The neurologists, physical trainers, athletes and others attending Young’s talk at a summit on concussions in sports chuckled at the anecdote. But Young said, “I don’t laugh. I think, ‘Oh my gosh — is this the beginning of the end?’”

Young described the symptoms he has experienced since his career ended as mild. But he knows that makes him fortunate among former NFL players, many of whom have struggled with brain damage linked to the head trauma they sustained over decades in football. And Young says he worries that more severe effects from all those blows to the head could pop up for him as well some day.

“That’s the nefarious nature of head injuries and the brain,” Young said.

More than 150 people attended the Stanford Sports Concussion Summit, which also included talks from renown researchers and, in Stanford Athletics’ “Hall of Champions,” demonstrations of the latest technology to diagnose and treat concussions and mild traumatic brain injuries in athletes, juxtaposed with trophies from Rose Bowls and national titles.

While football at large takes concussions far more seriously today than when Young entered the NFL in the 1980s, he noted that treating those injuries still puts doctors at odds with players, who usually don’t want to be kept off the field, and coaches who feel the same way about their stars. That tension will exist until there is a “sea change” in football and sports more broadly, he said.

“Everyone’s super serious about it,” Young said. “But it’s still a doctor on the sideline, under incredible pressure, trying to figure out whether someone’s OK or not.

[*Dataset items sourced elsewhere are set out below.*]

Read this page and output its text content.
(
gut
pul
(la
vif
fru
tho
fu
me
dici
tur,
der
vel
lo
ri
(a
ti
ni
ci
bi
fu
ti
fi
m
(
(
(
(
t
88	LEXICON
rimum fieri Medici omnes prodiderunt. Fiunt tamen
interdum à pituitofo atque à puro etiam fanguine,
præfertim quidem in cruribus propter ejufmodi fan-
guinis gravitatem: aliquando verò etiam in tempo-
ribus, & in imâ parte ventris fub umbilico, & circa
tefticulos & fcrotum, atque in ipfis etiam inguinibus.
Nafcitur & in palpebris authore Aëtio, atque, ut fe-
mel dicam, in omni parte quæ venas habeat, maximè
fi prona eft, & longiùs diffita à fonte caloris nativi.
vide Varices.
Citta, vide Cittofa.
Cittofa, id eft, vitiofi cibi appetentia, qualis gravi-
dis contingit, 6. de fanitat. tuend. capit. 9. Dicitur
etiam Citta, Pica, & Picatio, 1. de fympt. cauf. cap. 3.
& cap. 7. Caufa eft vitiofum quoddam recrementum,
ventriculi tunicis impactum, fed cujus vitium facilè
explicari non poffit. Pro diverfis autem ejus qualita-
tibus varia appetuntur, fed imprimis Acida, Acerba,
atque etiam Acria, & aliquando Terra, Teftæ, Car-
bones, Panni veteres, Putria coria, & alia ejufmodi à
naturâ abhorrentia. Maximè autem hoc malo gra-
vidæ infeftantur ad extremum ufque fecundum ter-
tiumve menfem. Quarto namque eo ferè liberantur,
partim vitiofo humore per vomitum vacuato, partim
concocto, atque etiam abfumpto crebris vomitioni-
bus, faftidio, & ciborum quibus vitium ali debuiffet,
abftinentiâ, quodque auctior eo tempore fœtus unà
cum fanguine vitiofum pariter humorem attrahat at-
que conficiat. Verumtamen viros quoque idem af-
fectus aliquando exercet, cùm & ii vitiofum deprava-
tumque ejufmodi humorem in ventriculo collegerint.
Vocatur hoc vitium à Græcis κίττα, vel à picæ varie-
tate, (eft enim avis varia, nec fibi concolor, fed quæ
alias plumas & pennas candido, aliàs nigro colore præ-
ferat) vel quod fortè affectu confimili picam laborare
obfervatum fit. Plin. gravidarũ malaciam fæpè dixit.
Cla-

That’s a tough spot to be in.”

Young spoke as part of a panel discussion that included Gary Steinberg, Stanford’s chairman of neurosurgery and the 49ers’ team neurosurgeon during the 1990s, and William Maloney, a Stanford professor of orthopedic surgery and team physician for the 49ers and the Golden State Warriors.

Much of the discussion centered on the difficulty of accurately diagnosing concussions — particularly in the middle of a game, when doctors have limited time to examine a player and the push to get him or her back into the action is most urgent.